An IP rated lens according to the present invention may be manufactured by any suitable process such as injection moulding, especially 2 shot or multiple shot injection moulding. This allows the first, central region to be manufactured from any type of plastics material which is optically very clear but not necessarily flexible, and the rest of the lens to be manufactured from a different more flexible plastics material. Depending on the materials of manufacture, a third plastic material may be required in order for the central region to adhere firmly to flexible outer region.
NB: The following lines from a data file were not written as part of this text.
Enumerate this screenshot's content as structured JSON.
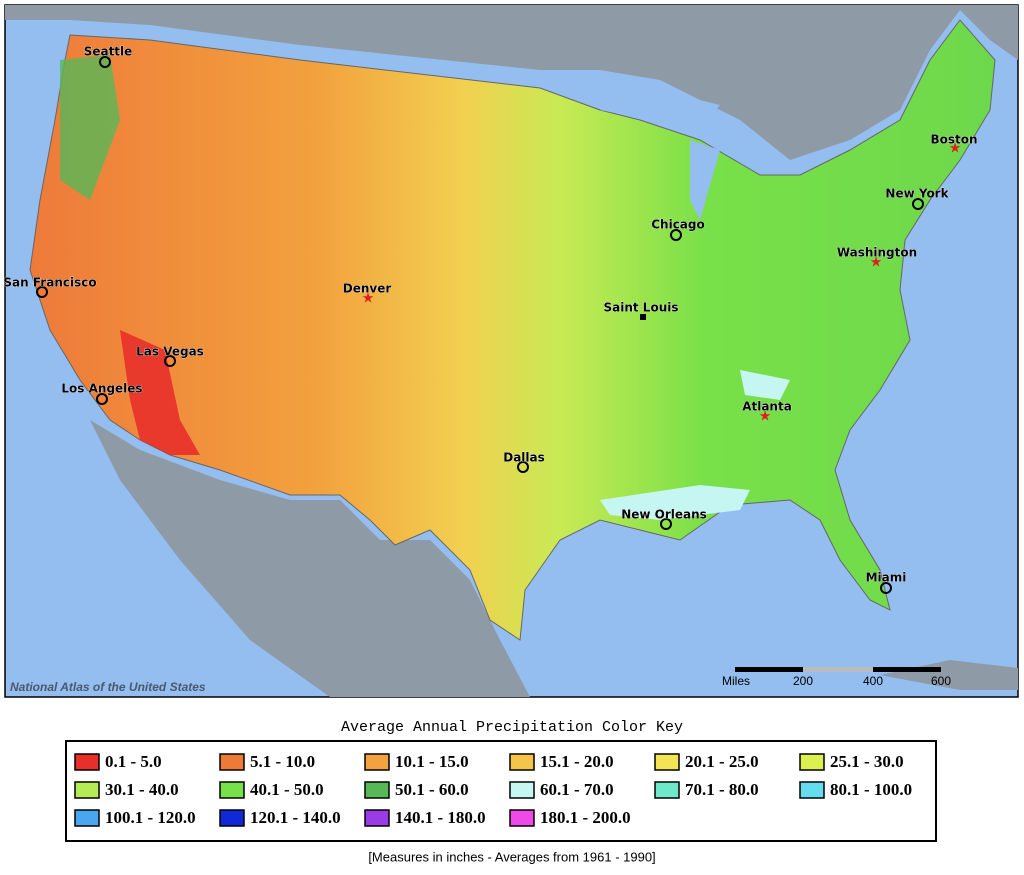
{
  "map": {
    "attribution": "National Atlas of the United States",
    "cities": [
      "Seattle",
      "San Francisco",
      "Las Vegas",
      "Los Angeles",
      "Denver",
      "Dallas",
      "Chicago",
      "Saint Louis",
      "New Orleans",
      "Atlanta",
      "Washington",
      "New York",
      "Boston",
      "Miami"
    ],
    "scale": {
      "unit": "Miles",
      "labels": [
        "200",
        "400",
        "600"
      ]
    }
  },
  "legend": {
    "title": "Average Annual Precipitation Color Key",
    "items": [
      {
        "label": "0.1 - 5.0",
        "color": "#e8302a"
      },
      {
        "label": "5.1 - 10.0",
        "color": "#ee7a3a"
      },
      {
        "label": "10.1 - 15.0",
        "color": "#f2a23e"
      },
      {
        "label": "15.1 - 20.0",
        "color": "#f5c44a"
      },
      {
        "label": "20.1 - 25.0",
        "color": "#f2e454"
      },
      {
        "label": "25.1 - 30.0",
        "color": "#dcf050"
      },
      {
        "label": "30.1 - 40.0",
        "color": "#b4ec56"
      },
      {
        "label": "40.1 - 50.0",
        "color": "#78e048"
      },
      {
        "label": "50.1 - 60.0",
        "color": "#58b858"
      },
      {
        "label": "60.1 - 70.0",
        "color": "#c6f6f2"
      },
      {
        "label": "70.1 - 80.0",
        "color": "#6ee8c8"
      },
      {
        "label": "80.1 - 100.0",
        "color": "#66ddee"
      },
      {
        "label": "100.1 - 120.0",
        "color": "#4aa6ee"
      },
      {
        "label": "120.1 - 140.0",
        "color": "#1028d8"
      },
      {
        "label": "140.1 - 180.0",
        "color": "#9a3ce6"
      },
      {
        "label": "180.1 - 200.0",
        "color": "#ee4ae8"
      }
    ],
    "note": "[Measures in inches - Averages from 1961 - 1990]"
  }
}
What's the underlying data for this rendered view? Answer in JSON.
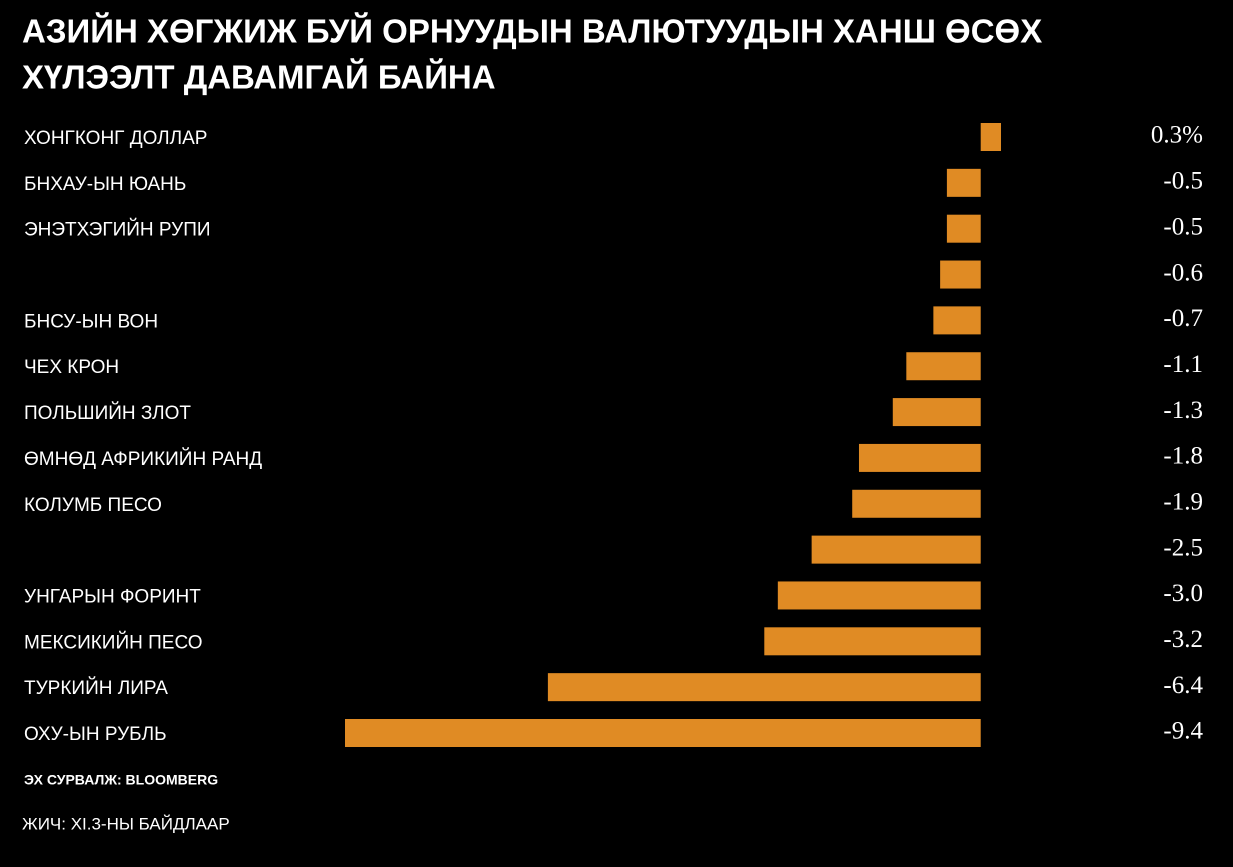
{
  "chart_data": {
    "type": "hbar",
    "title": [
      "АЗИЙН ХӨГЖИЖ БУЙ ОРНУУДЫН ВАЛЮТУУДЫН ХАНШ ӨСӨХ",
      "ХҮЛЭЭЛТ ДАВАМГАЙ БАЙНА"
    ],
    "categories": [
      "ХОНГКОНГ ДОЛЛАР",
      "БНХАУ-ЫН ЮАНЬ",
      "ЭНЭТХЭГИЙН РУПИ",
      null,
      "БНСУ-ЫН ВОН",
      "ЧЕХ КРОН",
      "ПОЛЬШИЙН ЗЛОТ",
      "ӨМНӨД АФРИКИЙН РАНД",
      "КОЛУМБ ПЕСО",
      null,
      "УНГАРЫН ФОРИНТ",
      "МЕКСИКИЙН ПЕСО",
      "ТУРКИЙН ЛИРА",
      "ОХУ-ЫН РУБЛЬ"
    ],
    "values": [
      0.3,
      -0.5,
      -0.5,
      -0.6,
      -0.7,
      -1.1,
      -1.3,
      -1.8,
      -1.9,
      -2.5,
      -3.0,
      -3.2,
      -6.4,
      -9.4
    ],
    "value_labels": [
      "0.3%",
      "-0.5",
      "-0.5",
      "-0.6",
      "-0.7",
      "-1.1",
      "-1.3",
      "-1.8",
      "-1.9",
      "-2.5",
      "-3.0",
      "-3.2",
      "-6.4",
      "-9.4"
    ],
    "color": "#e08b24",
    "source": "ЭХ СУРВАЛЖ: BLOOMBERG",
    "note": "ЖИЧ: XI.3-НЫ БАЙДЛААР"
  }
}
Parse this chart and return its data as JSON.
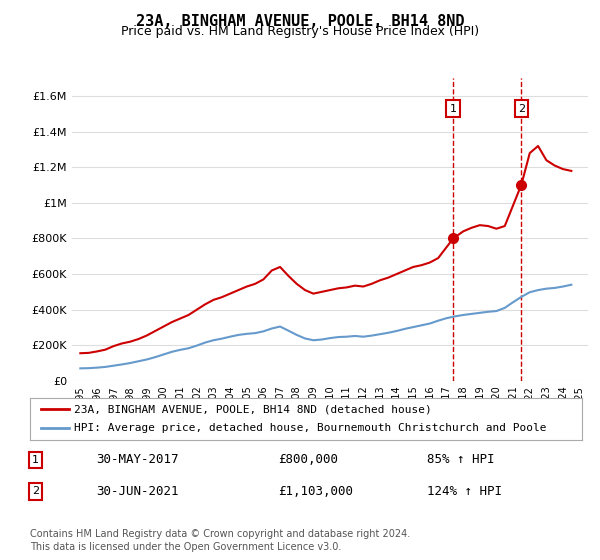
{
  "title": "23A, BINGHAM AVENUE, POOLE, BH14 8ND",
  "subtitle": "Price paid vs. HM Land Registry's House Price Index (HPI)",
  "legend_line1": "23A, BINGHAM AVENUE, POOLE, BH14 8ND (detached house)",
  "legend_line2": "HPI: Average price, detached house, Bournemouth Christchurch and Poole",
  "footer1": "Contains HM Land Registry data © Crown copyright and database right 2024.",
  "footer2": "This data is licensed under the Open Government Licence v3.0.",
  "sale1_label": "1",
  "sale1_date": "30-MAY-2017",
  "sale1_price": "£800,000",
  "sale1_hpi": "85% ↑ HPI",
  "sale2_label": "2",
  "sale2_date": "30-JUN-2021",
  "sale2_price": "£1,103,000",
  "sale2_hpi": "124% ↑ HPI",
  "sale1_year": 2017.4,
  "sale1_value": 800000,
  "sale2_year": 2021.5,
  "sale2_value": 1103000,
  "property_color": "#cc0000",
  "hpi_color": "#6699cc",
  "vline_color": "#cc0000",
  "background_color": "#ffffff",
  "grid_color": "#dddddd",
  "ylim": [
    0,
    1700000
  ],
  "xlim_start": 1995,
  "xlim_end": 2025.5,
  "yticks": [
    0,
    200000,
    400000,
    600000,
    800000,
    1000000,
    1200000,
    1400000,
    1600000
  ],
  "ytick_labels": [
    "£0",
    "£200K",
    "£400K",
    "£600K",
    "£800K",
    "£1M",
    "£1.2M",
    "£1.4M",
    "£1.6M"
  ],
  "xticks": [
    1995,
    1996,
    1997,
    1998,
    1999,
    2000,
    2001,
    2002,
    2003,
    2004,
    2005,
    2006,
    2007,
    2008,
    2009,
    2010,
    2011,
    2012,
    2013,
    2014,
    2015,
    2016,
    2017,
    2018,
    2019,
    2020,
    2021,
    2022,
    2023,
    2024,
    2025
  ],
  "property_x": [
    1995.0,
    1995.5,
    1996.0,
    1996.5,
    1997.0,
    1997.5,
    1998.0,
    1998.5,
    1999.0,
    1999.5,
    2000.0,
    2000.5,
    2001.0,
    2001.5,
    2002.0,
    2002.5,
    2003.0,
    2003.5,
    2004.0,
    2004.5,
    2005.0,
    2005.5,
    2006.0,
    2006.5,
    2007.0,
    2007.5,
    2008.0,
    2008.5,
    2009.0,
    2009.5,
    2010.0,
    2010.5,
    2011.0,
    2011.5,
    2012.0,
    2012.5,
    2013.0,
    2013.5,
    2014.0,
    2014.5,
    2015.0,
    2015.5,
    2016.0,
    2016.5,
    2017.4,
    2018.0,
    2018.5,
    2019.0,
    2019.5,
    2020.0,
    2020.5,
    2021.5,
    2022.0,
    2022.5,
    2023.0,
    2023.5,
    2024.0,
    2024.5
  ],
  "property_y": [
    155000,
    157000,
    165000,
    175000,
    195000,
    210000,
    220000,
    235000,
    255000,
    280000,
    305000,
    330000,
    350000,
    370000,
    400000,
    430000,
    455000,
    470000,
    490000,
    510000,
    530000,
    545000,
    570000,
    620000,
    640000,
    590000,
    545000,
    510000,
    490000,
    500000,
    510000,
    520000,
    525000,
    535000,
    530000,
    545000,
    565000,
    580000,
    600000,
    620000,
    640000,
    650000,
    665000,
    690000,
    800000,
    840000,
    860000,
    875000,
    870000,
    855000,
    870000,
    1103000,
    1280000,
    1320000,
    1240000,
    1210000,
    1190000,
    1180000
  ],
  "hpi_x": [
    1995.0,
    1995.5,
    1996.0,
    1996.5,
    1997.0,
    1997.5,
    1998.0,
    1998.5,
    1999.0,
    1999.5,
    2000.0,
    2000.5,
    2001.0,
    2001.5,
    2002.0,
    2002.5,
    2003.0,
    2003.5,
    2004.0,
    2004.5,
    2005.0,
    2005.5,
    2006.0,
    2006.5,
    2007.0,
    2007.5,
    2008.0,
    2008.5,
    2009.0,
    2009.5,
    2010.0,
    2010.5,
    2011.0,
    2011.5,
    2012.0,
    2012.5,
    2013.0,
    2013.5,
    2014.0,
    2014.5,
    2015.0,
    2015.5,
    2016.0,
    2016.5,
    2017.0,
    2017.5,
    2018.0,
    2018.5,
    2019.0,
    2019.5,
    2020.0,
    2020.5,
    2021.0,
    2021.5,
    2022.0,
    2022.5,
    2023.0,
    2023.5,
    2024.0,
    2024.5
  ],
  "hpi_y": [
    70000,
    71000,
    74000,
    78000,
    85000,
    92000,
    100000,
    110000,
    120000,
    133000,
    148000,
    163000,
    174000,
    183000,
    198000,
    215000,
    228000,
    237000,
    248000,
    258000,
    264000,
    268000,
    278000,
    294000,
    305000,
    282000,
    258000,
    238000,
    228000,
    232000,
    240000,
    246000,
    248000,
    252000,
    248000,
    254000,
    262000,
    270000,
    280000,
    292000,
    302000,
    312000,
    322000,
    338000,
    352000,
    362000,
    370000,
    376000,
    382000,
    388000,
    392000,
    410000,
    442000,
    472000,
    498000,
    510000,
    518000,
    522000,
    530000,
    540000
  ]
}
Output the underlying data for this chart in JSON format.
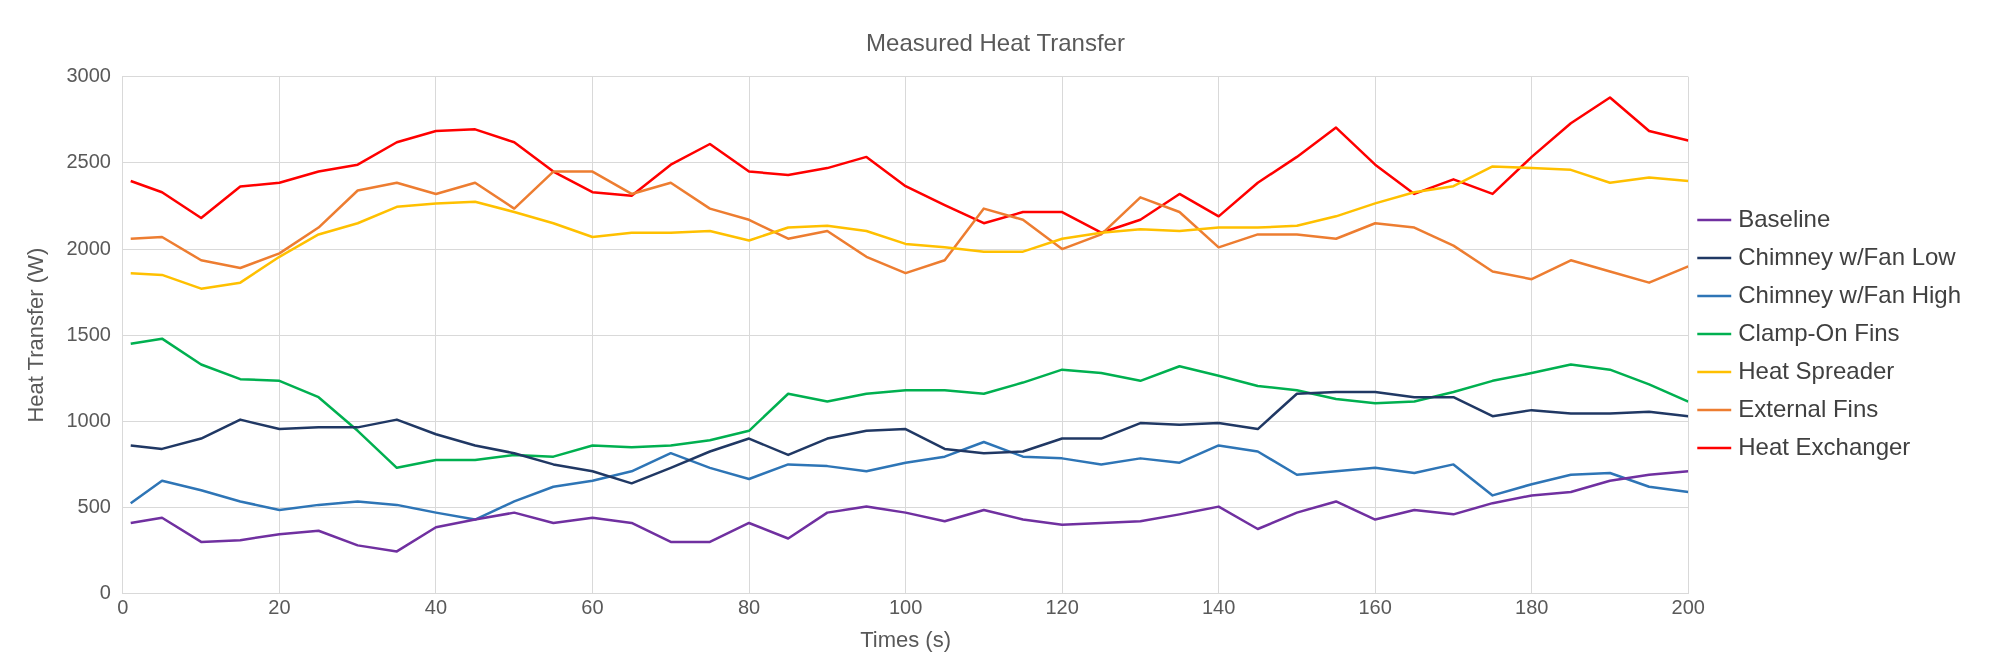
{
  "chart_data": {
    "type": "line",
    "title": "Measured Heat Transfer",
    "xlabel": "Times (s)",
    "ylabel": "Heat Transfer (W)",
    "x": [
      1,
      5,
      10,
      15,
      20,
      25,
      30,
      35,
      40,
      45,
      50,
      55,
      60,
      65,
      70,
      75,
      80,
      85,
      90,
      95,
      100,
      105,
      110,
      115,
      120,
      125,
      130,
      135,
      140,
      145,
      150,
      155,
      160,
      165,
      170,
      175,
      180,
      185,
      190,
      195,
      200
    ],
    "series": [
      {
        "name": "Baseline",
        "color": "#7030a0",
        "values": [
          410,
          440,
          300,
          310,
          345,
          365,
          280,
          245,
          385,
          430,
          470,
          410,
          440,
          410,
          300,
          300,
          410,
          320,
          470,
          505,
          470,
          420,
          485,
          430,
          400,
          410,
          420,
          460,
          505,
          375,
          470,
          535,
          430,
          485,
          460,
          525,
          570,
          590,
          655,
          690,
          710
        ]
      },
      {
        "name": "Chimney w/Fan Low",
        "color": "#203864",
        "values": [
          860,
          840,
          900,
          1010,
          955,
          965,
          965,
          1010,
          925,
          860,
          815,
          750,
          710,
          640,
          730,
          825,
          900,
          805,
          900,
          945,
          955,
          840,
          815,
          825,
          900,
          900,
          990,
          980,
          990,
          955,
          1160,
          1170,
          1170,
          1140,
          1140,
          1030,
          1065,
          1045,
          1045,
          1055,
          1030
        ]
      },
      {
        "name": "Chimney w/Fan High",
        "color": "#2e75b6",
        "values": [
          525,
          655,
          600,
          535,
          485,
          515,
          535,
          515,
          470,
          430,
          535,
          620,
          655,
          710,
          815,
          730,
          665,
          750,
          740,
          710,
          760,
          795,
          880,
          795,
          785,
          750,
          785,
          760,
          860,
          825,
          690,
          710,
          730,
          700,
          750,
          570,
          635,
          690,
          700,
          620,
          590
        ]
      },
      {
        "name": "Clamp-On Fins",
        "color": "#00b050",
        "values": [
          1450,
          1480,
          1330,
          1245,
          1235,
          1140,
          945,
          730,
          775,
          775,
          805,
          795,
          860,
          850,
          860,
          890,
          945,
          1160,
          1115,
          1160,
          1180,
          1180,
          1160,
          1225,
          1300,
          1280,
          1235,
          1320,
          1265,
          1205,
          1180,
          1130,
          1105,
          1115,
          1170,
          1235,
          1280,
          1330,
          1300,
          1215,
          1115
        ]
      },
      {
        "name": "Heat Spreader",
        "color": "#ffc000",
        "values": [
          1860,
          1850,
          1770,
          1805,
          1955,
          2085,
          2150,
          2245,
          2265,
          2275,
          2215,
          2150,
          2070,
          2095,
          2095,
          2105,
          2050,
          2125,
          2135,
          2105,
          2030,
          2010,
          1985,
          1985,
          2060,
          2095,
          2115,
          2105,
          2125,
          2125,
          2135,
          2190,
          2265,
          2330,
          2365,
          2480,
          2470,
          2460,
          2385,
          2415,
          2395
        ]
      },
      {
        "name": "External Fins",
        "color": "#ed7d31",
        "values": [
          2060,
          2070,
          1935,
          1890,
          1975,
          2125,
          2340,
          2385,
          2320,
          2385,
          2235,
          2450,
          2450,
          2320,
          2385,
          2235,
          2170,
          2060,
          2105,
          1955,
          1860,
          1935,
          2235,
          2170,
          2000,
          2085,
          2300,
          2215,
          2010,
          2085,
          2085,
          2060,
          2150,
          2125,
          2020,
          1870,
          1825,
          1935,
          1870,
          1805,
          1900
        ]
      },
      {
        "name": "Heat Exchanger",
        "color": "#ff0000",
        "values": [
          2395,
          2330,
          2180,
          2363,
          2385,
          2450,
          2490,
          2620,
          2685,
          2695,
          2620,
          2450,
          2330,
          2310,
          2490,
          2610,
          2450,
          2430,
          2470,
          2535,
          2365,
          2255,
          2150,
          2215,
          2215,
          2095,
          2170,
          2320,
          2190,
          2385,
          2535,
          2705,
          2490,
          2320,
          2405,
          2320,
          2535,
          2730,
          2880,
          2685,
          2630
        ]
      }
    ],
    "xlim": [
      0,
      200
    ],
    "xticks": [
      0,
      20,
      40,
      60,
      80,
      100,
      120,
      140,
      160,
      180,
      200
    ],
    "ylim": [
      0,
      3000
    ],
    "yticks": [
      0,
      500,
      1000,
      1500,
      2000,
      2500,
      3000
    ],
    "grid": true,
    "legend": "right",
    "marker": "none",
    "line_style": "solid"
  }
}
Alternatively the first and second regions of the IP rated lens can be manufactured separately in two parts and these two parts welded, bonded or glued together, such that the two parts become integral. A wide variety of methods are already known to the materials specials whereby two plastic components can be bonded together including, but not limited to, ultrasonic welding.

In a further alternative the first and second regions may be manufactured from the same, optically substantially clear but flexibly deformable material by, for example, a one-shot injection moulding process. As described above, suitable materials will be selected by the materials specialist and such materials include highly transparent silicone polymers.

Claims

1. An IP rated lens for a luminaire, said luminaire including a light source adapted to emit light from the front of the luminaire, said lens comprising:- (i) a first region through which light from the light source is emitted;

2. An IP rated downlight according to Claim 1 wherein the second region is integral with the first region.

3. An IP rated lens according to Claim 1 or Claim 2 wherein the first region and the second region are formed from the same material.

4. An IP rated lens according to Claim 1 or Claim 2 wherein the first region and the second region are formed from different materials.

5. An IP rated lens according to Claim 4 wherein the first region and the second region are bonded together.

6. An IP rated lens according to Claim 4 wherein the first region and second region are formed by an injection moulding process.

7. An IP rated lens according to Claim 6 wherein the first region and the second region are formed by a multi-shot injection moulding process.

8. An IP rated lens according to any preceding claim wherein the second region includes an engagement means adapted to enable the lens to attach to the front of the luminaire in order to achieve the required IP rating.

9. An IP rated lens according to any preceding claim wherein the first region comprises an optical lens.

10. An IP rated lens according to Claim 9 wherein the optical lens is adapted to focus light from the light source into a light cone having an angle between 15 degrees and 60 degrees about a central axis of the luminaire.

1 1. An IP rated lens according to Claim 9 or Claim 10 wherein the optical lens comprises a substantially conical body formed from a transparent or translucent material, said conical body having a first, narrow end and a second wider end and an outer surface designed to substantially totally reflect light towards the second end of the cone, said conical body having a primary axis extending from the first end to the second end, wherein the outer surface of the conical body comprises a plurality of reflecting facets or reflecting surfaces.

12 An IP rated lens according to any preceding claim wherein the second region comprises one or more corrugations.

13. An IP rated lens according to any preceding claim wherein the IP rated lens is adapted to comprise a primary lens in the luminaire.

14. An IP rated lens according to any preceding Claim wherein the perimeter of the IP rated lens is adapted to be covered by a bezel.

15. An IP rated lens according to any preceding claim wherein the IP rated lens is adapted to be held in place by the bezel.

16. An IP rated lens according to any preceding claim wherein a seal is provided between the luminaire and the IP rated lens.

17. An IP rated lens substantially as herein described with reference to and as illustrated in any combination of the accompanying drawings.

18. A luminaire incorporating an IP rated lens according to any of Claims 1 to 17 inclusive.

19. A luminaire incorporating an IP rated lens substantially as herein described with reference to and as illustrated in any combination of the accompanying drawings.